We welcomed the 2017 Winter Solstice with this delicious loaf, the first bread made with the new Ankasrum mixer. The recipe is adapted from Smitten Kitchen, who in turn adapted the bread dough from Peter Reinhart and the filling from King Arthur Flour.
The recipe makes two 2-pound bread loaves. For the extra 160g of whole grains, I used leftover steel-cut oatmeal. The moisture in the cooked oatmeal required more flour than the original recipe called for.
5 1/2 to 6 cups white or regular whole-wheat flour (5 cups if you use other whole grains, see note below)
Approximately 1 1/4 cups (160 grams) cooked steel-cut oats (or other whole grains, see note below)
2 teaspoons table salt
2 1/2 tablespoons honey
1 large egg
1/4 cup melted butter, cooled to lukewarm
1 1/4 cups lukewarm water
1 1/4 cups lukewarm milk
1 1/2 tablespoons instant yeast
1/2 cup granulated sugar
1 tablespoon cinnamon
1/2 cup raisins
2 teaspoons whole-wheat flour
To help filling stick to bread: 1 large egg beaten with 1 tablespoon water
Make bread dough
In the bottom of large mixing bowl, combine water, milk and honey, then whisk in yeast until dissolved. Add egg and butter and whisk until combined.
Add cooked oatmeal, salt, and flour to the yeast-egg mixture. If mixing with a machine, combine with paddle attachment at the lowest speed for 1 minute. If mixing by hand, use a large spoon and stir for 1 minute. The dough will be wet and coarse; do not fret. Let it rest for 5 minutes.
If using a mixer, switch to the dough hook and mix the dough on medium-low for 2 more minutes. By hand, do the same with your spoon. The dough will seem firm and more smooth, ideally supple and sticky, but if it’s still very wet, add a bit more flour, a spoonful at a time. If it seems excessively stiff, add a little more water, a spoonful at a time.
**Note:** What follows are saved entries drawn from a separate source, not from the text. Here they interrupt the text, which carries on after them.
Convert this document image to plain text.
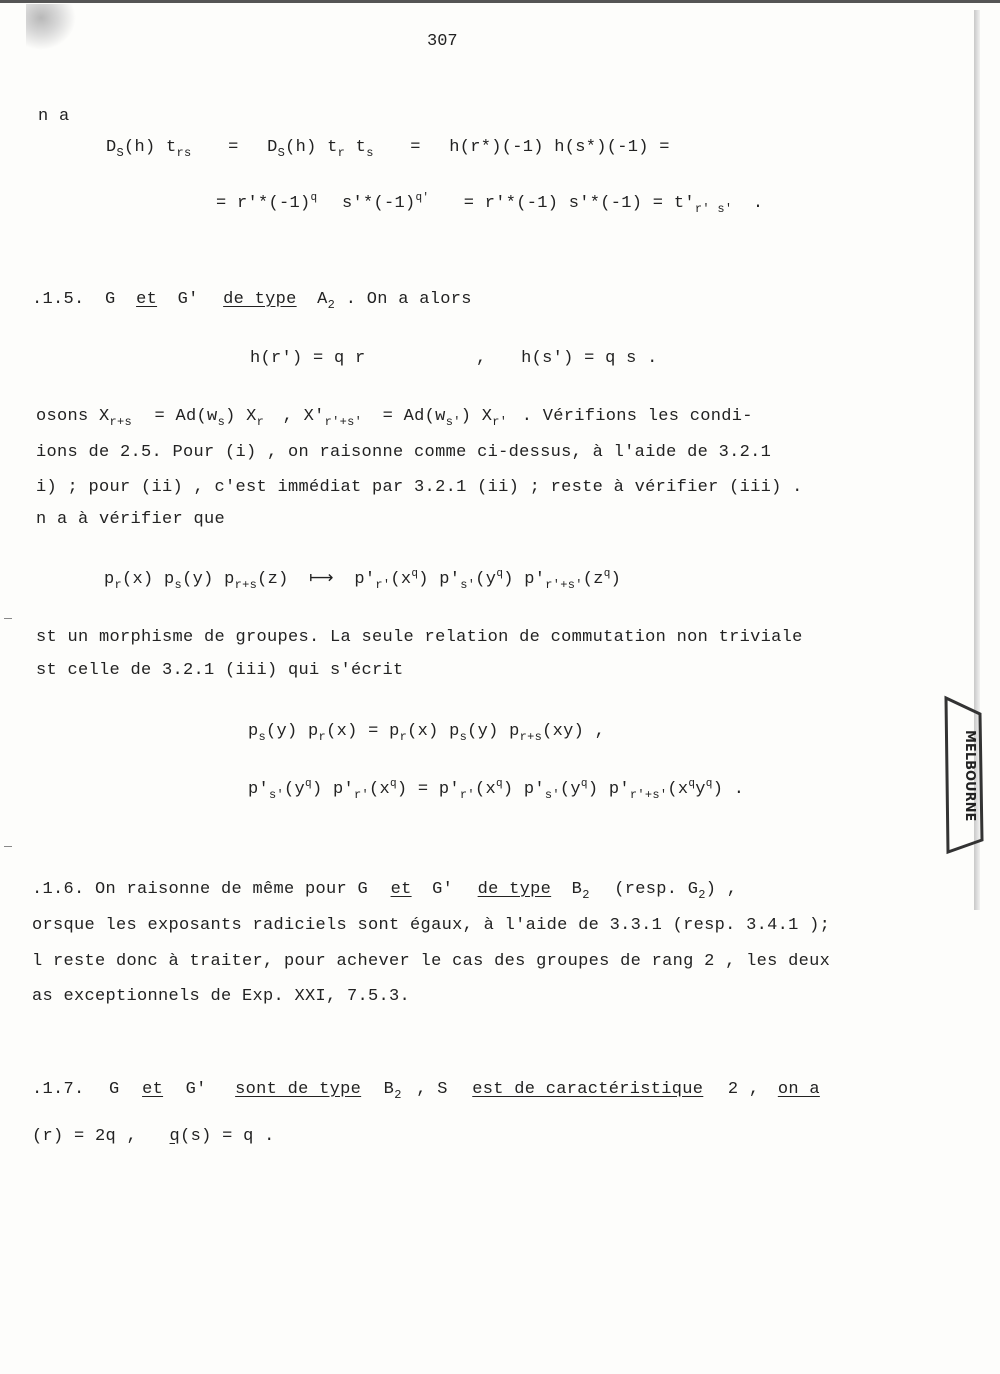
307
n a
$D_S(h) t_{rs} = D_S(h)$ $t_r$ $t_s = h(r*)(-1) h(s*)(-1)$ =
= $r'*(-1)^q$ $s'*(-1)^{q'} = r'*(-1) s'*(-1) = t'_{r' s'}$ .
.1.5. G et G' de type $A_2$ . On a alors
h(r') = q r	, h(s') = q s .
osons $X_{r+s} = Ad(w_s)$ $X_r$ , $X'_{r'+s'} = Ad(w_{s'})$ $X_{r'}$ . Vérifions les condi-
ions de 2.5. Pour (i) , on raisonne comme ci-dessus, à l'aide de 3.2.1
i) ; pour (ii) , c'est immédiat par 3.2.1 (ii) ; reste à vérifier (iii) .
n a à vérifier que
$p_r(x)$ $p_s(y)$ $p_{r+s}(z)$ ⟼ $p'_{r'}(x^q)$ $p'_{s'}(y^q)$ $p'_{r'+s'}(z^q)$
st un morphisme de groupes. La seule relation de commutation non triviale
st celle de 3.2.1 (iii) qui s'écrit
$p_s(y) p_r(x) = p_r(x)$ $p_s(y)$ $p_{r+s}(xy)$ ,
$p'_{s'}(y^q) p'_{r'}(x^q) = p'_{r'}(x^q)$ $p'_{s'}(y^q)$ $p'_{r'+s'}(x^qy^q)$ .
.1.6. On raisonne de même pour G et G' de type $B_2$ (resp. $G_2$) ,
orsque les exposants radiciels sont égaux, à l'aide de 3.3.1 (resp. 3.4.1 );
l reste donc à traiter, pour achever le cas des groupes de rang 2 , les deux
as exceptionnels de Exp. XXI, 7.5.3.
.1.7. G et G' sont de type $B_2$ , S est de caractéristique 2 , on a
(r) = 2q , q(s) = q .
MELBOURNE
Continue to mix for 4 minutes.
Scrape dough out onto lightly floured counter. Knead a few times, then form the dough into a ball and let it rest, covered by the empty bowl upended over it, for 10 minutes. Repeat this process — kneading a few times, then resting for 10 minutes — two more times.
Transfer dough to lightly oiled bowl with room for dough to at least double. Cover with plastic wrap and let proof at room temperature for 60 to 70 minutes, until doubled in bulk. Dough can also be fermented overnight or up to 4 days in the fridge. If proofing in the fridge, remove the dough before the fridge about 3 hours before you plan to bake it.
Combine the sugar, cinnamon, raisins, and flour in a food processor or blender, processing until the fruit is chopped.
Fill bread and form loaves
Turn out onto a floured counter and divide it into two equal pieces. Roll each into a long, thin rectangle, about 16-x-8 inches. Brush the dough with the beaten egg and water mixture. Sprinkle half the filling evenly over the egg. Beginning with a short edge, roll the dough into a log. Gently press the side seam and ends closed, and place the log in a lightly greased loaf pan. Repeat with remaining dough and filling.
Proof bread again
Cover the pan with lightly greased plastic wrap, and allow the bread to rise for about 1 hour at room temperature, or until it has crowned about about 1-inch over the rim of the pan, about 45 to 60 minutes. About halfway through, heat oven to 350°F.
For about 40 minutes, rotating the loaf once for even color. When done, it will sound a bit hollow when tapped and the internal temperature will read 190°F.
Note about grains
Peter Reinhart suggests any of the following for the whole-grain portion: rye flour, rye meal, rye flakes, cornmeal, cooked grits or polenta, rolled oats or oat flour, amaranth, uncooked ground quinoa, cooked whole quinoa, quinoa flakes, whole or ground flaxseeds (he recommends limiting this to under 30 grams of the mix), or cooked brown rice, bulgur or barley. If you do not use cooked oatmeal, you will need less flour.